Dominik Kunca

Personal information
- Full name: Dominik Kunca
- Date of birth: 4 March 1992 (age 33)
- Place of birth: Humenné, Czechoslovakia
- Height: 1.75 m (5 ft 9 in)
- Position(s): Forward; winger;

Team information
- Current team: Legionovia Legionowo
- Number: 17

Youth career
- 2000–2005: ŠK Strážske
- 2005–2008: Zemplín Michalovce

Senior career*
- Years: Team / Apps / (Gls)
- 2008–2017: Zemplín Michalovce / 134 / (26)
- 2014: → Podbrezová (loan) / 2 / (0)
- 2017–2019: Ružomberok / 21 / (0)
- 2019: → Znojmo (loan) / 13 / (4)
- 2019–2022: Motor Lublin / 41 / (6)
- 2022: → Avia Świdnik (loan) / 16 / (5)
- 2022–2023: Avia Świdnik / 22 / (1)
- 2023–: Legionovia Legionowo / 9 / (0)

International career
- Slovakia U15
- Slovakia U16
- Slovakia U17
- 2010–2011: Slovakia U19 / 2 / (0)
- 2013: Slovakia U21

= Dominik Kunca =

Slovak footballer

Dominik Kunca (born 4 March 1992) is a Slovak professional footballer who plays as a forward for Polish III liga club Legionovia Legionowo.

==Club career==
===Zemplín Michalovce===
After beginning his career with ŠK Strážske, he moved to MFK Zemplín Michalovce. He made his debut for Zemplín at the age of sixteen, two months and 13 days against Inter Bratislava in Piešťany on 17 May 2008.

===ŽP Šport Podbrezová===
In summer 2014, he came to Podbrezová on a half-year loan from MFK Zemplín Michalovce.
He made his professional debut for ŽP Šport Podbrezová against Slovan Bratislava in a 2:1 loss on 11 July 2014.

===Motor Lublin===
On 6 August 2019, he signed a contract with Motor Lublin.
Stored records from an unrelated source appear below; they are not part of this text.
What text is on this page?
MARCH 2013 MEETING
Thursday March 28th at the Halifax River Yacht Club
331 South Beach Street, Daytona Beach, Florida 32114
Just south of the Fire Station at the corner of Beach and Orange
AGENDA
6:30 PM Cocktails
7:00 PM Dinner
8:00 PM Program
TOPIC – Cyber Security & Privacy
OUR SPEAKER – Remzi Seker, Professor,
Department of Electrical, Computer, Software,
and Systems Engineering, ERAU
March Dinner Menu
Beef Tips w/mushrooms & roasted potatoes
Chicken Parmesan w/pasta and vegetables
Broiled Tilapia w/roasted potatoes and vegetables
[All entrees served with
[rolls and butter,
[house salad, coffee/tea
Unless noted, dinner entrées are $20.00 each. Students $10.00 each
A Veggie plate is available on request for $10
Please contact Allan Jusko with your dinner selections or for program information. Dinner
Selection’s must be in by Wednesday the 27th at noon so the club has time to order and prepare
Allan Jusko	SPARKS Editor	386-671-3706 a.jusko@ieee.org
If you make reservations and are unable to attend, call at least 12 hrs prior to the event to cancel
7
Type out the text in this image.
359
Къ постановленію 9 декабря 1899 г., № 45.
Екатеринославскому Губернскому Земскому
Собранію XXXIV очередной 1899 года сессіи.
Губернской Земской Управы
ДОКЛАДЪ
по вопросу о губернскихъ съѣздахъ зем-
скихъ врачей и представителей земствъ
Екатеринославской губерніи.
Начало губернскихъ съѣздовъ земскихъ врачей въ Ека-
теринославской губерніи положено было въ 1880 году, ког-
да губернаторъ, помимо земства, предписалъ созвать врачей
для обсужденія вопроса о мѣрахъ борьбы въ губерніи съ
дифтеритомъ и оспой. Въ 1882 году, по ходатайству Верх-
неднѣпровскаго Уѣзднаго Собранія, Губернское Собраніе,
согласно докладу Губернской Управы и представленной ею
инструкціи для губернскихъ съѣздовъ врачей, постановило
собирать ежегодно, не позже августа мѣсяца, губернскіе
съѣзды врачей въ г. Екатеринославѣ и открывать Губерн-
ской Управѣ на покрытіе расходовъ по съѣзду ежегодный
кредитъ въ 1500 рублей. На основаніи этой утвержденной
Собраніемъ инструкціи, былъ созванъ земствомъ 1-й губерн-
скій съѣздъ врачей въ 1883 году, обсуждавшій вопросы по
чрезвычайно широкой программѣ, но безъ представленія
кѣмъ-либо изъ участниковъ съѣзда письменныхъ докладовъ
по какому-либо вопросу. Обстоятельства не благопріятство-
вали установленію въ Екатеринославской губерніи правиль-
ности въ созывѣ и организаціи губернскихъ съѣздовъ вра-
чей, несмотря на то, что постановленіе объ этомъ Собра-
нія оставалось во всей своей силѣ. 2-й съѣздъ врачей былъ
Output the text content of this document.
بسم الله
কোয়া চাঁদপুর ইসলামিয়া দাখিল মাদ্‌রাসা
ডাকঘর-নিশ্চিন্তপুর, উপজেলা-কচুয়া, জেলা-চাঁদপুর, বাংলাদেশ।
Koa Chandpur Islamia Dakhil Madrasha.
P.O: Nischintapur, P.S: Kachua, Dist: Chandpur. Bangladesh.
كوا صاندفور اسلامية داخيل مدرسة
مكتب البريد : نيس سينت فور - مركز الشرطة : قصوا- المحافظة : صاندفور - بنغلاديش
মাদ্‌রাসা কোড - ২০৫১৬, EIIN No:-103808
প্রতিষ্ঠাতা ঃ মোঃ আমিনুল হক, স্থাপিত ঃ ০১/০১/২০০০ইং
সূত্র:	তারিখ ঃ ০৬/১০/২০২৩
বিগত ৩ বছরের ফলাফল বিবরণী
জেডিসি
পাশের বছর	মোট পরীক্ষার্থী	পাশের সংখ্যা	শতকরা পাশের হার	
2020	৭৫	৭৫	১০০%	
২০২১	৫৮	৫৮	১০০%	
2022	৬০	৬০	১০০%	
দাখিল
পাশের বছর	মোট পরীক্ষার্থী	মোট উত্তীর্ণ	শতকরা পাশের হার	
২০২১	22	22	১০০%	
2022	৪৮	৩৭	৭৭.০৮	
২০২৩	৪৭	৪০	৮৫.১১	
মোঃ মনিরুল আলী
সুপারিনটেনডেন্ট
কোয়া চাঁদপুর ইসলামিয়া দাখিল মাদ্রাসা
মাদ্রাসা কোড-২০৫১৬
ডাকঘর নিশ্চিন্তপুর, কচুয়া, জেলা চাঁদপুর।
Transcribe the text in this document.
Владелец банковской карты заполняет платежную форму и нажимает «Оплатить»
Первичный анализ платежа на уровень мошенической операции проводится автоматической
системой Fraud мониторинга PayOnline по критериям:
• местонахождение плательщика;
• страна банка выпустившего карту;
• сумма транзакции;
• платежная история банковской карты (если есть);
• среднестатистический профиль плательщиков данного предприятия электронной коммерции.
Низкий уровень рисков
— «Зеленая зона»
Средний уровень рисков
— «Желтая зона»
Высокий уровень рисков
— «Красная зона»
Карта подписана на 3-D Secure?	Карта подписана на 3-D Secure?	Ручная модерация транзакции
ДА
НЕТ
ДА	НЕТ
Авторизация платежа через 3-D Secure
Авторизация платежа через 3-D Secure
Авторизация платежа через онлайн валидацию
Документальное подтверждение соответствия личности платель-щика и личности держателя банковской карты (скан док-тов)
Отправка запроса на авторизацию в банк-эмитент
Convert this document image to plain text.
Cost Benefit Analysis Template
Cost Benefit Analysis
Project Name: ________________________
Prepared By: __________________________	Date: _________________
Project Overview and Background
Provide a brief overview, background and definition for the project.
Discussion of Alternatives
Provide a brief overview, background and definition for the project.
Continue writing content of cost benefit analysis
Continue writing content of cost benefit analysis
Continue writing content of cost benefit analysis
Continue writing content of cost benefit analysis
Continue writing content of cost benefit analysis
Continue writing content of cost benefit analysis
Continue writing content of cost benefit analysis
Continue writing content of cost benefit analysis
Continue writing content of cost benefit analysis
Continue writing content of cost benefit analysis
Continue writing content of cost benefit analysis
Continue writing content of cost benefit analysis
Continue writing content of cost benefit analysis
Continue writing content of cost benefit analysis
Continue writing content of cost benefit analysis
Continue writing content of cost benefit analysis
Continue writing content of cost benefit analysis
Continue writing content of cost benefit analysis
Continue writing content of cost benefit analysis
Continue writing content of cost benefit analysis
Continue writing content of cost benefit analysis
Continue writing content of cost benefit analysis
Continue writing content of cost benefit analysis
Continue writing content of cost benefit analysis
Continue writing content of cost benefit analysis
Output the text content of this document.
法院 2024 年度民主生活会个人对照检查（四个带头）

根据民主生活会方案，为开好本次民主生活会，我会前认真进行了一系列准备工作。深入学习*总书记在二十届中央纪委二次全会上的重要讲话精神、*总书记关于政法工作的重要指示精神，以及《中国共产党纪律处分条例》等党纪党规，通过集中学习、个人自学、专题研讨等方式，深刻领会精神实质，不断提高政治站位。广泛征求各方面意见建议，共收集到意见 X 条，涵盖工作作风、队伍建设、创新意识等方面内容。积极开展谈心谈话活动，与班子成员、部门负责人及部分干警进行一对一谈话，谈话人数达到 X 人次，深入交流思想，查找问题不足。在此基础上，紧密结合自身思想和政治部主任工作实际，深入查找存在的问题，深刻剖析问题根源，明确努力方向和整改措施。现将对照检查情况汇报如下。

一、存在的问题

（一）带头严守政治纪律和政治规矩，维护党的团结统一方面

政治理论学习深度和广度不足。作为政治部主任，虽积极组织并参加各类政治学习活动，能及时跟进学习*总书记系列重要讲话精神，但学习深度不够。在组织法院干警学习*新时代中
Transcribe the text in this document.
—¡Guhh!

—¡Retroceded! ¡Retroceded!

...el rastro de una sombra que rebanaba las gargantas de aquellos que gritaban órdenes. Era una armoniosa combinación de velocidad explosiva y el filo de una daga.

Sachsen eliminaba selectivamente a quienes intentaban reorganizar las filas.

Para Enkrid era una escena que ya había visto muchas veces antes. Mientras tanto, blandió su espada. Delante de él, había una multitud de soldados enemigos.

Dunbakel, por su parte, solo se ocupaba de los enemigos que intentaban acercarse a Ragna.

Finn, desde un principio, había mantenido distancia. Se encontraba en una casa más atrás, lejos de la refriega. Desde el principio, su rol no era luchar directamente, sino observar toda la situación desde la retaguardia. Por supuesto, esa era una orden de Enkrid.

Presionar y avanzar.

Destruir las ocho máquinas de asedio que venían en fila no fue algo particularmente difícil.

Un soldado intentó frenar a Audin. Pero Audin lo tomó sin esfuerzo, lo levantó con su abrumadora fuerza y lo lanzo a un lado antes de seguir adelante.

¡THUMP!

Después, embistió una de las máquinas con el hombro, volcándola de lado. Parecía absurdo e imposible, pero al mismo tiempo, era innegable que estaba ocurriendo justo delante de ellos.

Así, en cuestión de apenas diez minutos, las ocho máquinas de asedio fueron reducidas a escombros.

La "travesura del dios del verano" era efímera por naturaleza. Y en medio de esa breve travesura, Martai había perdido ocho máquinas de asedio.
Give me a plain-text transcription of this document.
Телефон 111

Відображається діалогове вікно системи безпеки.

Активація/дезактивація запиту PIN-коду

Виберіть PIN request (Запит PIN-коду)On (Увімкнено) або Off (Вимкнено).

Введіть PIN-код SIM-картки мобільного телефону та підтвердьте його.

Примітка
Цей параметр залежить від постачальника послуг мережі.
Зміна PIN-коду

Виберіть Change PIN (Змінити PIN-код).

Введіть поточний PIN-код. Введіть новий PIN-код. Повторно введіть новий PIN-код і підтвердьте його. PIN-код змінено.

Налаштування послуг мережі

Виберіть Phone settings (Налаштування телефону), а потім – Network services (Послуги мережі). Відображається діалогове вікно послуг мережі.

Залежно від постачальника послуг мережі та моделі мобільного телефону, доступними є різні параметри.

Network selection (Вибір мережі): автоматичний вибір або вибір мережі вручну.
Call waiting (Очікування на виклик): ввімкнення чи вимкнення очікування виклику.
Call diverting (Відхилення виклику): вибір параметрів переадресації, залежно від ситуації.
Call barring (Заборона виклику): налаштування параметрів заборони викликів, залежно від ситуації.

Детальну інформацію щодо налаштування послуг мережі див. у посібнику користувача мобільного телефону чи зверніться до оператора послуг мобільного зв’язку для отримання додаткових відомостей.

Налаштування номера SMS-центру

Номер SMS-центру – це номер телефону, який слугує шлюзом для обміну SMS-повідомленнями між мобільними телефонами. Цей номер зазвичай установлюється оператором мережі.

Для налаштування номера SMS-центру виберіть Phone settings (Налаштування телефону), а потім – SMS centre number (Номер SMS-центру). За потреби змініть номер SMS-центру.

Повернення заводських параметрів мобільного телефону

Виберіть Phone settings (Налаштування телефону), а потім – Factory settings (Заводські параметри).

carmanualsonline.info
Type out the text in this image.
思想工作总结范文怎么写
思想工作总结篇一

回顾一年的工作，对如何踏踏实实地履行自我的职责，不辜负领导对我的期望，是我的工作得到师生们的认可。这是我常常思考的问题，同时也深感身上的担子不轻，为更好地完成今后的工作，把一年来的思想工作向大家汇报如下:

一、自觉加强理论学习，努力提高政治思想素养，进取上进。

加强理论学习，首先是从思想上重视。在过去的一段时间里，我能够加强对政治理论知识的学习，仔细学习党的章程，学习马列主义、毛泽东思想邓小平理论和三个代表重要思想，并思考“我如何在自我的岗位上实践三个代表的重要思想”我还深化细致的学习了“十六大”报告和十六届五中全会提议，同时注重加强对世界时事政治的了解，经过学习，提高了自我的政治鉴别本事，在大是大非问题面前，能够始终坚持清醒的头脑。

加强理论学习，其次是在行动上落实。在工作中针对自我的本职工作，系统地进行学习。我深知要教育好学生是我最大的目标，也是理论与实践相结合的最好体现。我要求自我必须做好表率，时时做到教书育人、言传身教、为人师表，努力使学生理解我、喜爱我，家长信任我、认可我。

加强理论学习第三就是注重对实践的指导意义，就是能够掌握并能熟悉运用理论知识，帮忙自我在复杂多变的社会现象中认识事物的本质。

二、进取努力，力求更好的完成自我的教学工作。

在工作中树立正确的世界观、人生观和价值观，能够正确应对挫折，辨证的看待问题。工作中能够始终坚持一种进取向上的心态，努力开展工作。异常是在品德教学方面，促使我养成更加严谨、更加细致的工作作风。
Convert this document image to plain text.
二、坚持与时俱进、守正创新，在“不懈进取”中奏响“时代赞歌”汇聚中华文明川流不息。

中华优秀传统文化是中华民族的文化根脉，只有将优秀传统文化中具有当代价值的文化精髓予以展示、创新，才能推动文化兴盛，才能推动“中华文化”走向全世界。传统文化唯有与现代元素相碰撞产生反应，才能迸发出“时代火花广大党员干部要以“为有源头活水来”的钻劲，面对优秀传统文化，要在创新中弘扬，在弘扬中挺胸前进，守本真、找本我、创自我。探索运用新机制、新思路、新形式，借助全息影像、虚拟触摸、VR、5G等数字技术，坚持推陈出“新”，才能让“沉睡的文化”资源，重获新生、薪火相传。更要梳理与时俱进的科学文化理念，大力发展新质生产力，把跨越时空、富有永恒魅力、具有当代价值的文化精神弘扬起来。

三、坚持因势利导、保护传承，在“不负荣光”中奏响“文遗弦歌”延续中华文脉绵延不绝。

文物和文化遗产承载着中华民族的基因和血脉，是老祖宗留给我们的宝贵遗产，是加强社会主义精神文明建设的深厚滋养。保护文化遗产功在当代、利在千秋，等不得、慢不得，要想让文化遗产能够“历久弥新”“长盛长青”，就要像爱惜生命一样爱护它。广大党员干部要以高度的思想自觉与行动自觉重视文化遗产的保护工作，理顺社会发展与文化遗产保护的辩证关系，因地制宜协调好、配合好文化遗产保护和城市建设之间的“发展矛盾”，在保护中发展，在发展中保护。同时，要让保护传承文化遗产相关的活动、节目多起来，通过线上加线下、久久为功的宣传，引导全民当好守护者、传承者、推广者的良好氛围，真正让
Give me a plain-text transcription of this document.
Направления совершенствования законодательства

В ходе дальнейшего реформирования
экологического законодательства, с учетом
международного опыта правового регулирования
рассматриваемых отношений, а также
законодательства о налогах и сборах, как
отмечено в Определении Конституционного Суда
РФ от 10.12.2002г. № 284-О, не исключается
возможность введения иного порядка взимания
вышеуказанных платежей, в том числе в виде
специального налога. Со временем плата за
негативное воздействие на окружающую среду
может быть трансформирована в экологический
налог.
After returning from a loan spell at Avia Świdnik at the end of June 2022, his contract with Motor was not extended and he left the club.

===Legionovia===
On 6 July 2023, after spending another year at Avia, Kunca joined III liga side Legionovia Legionowo on a one-year deal.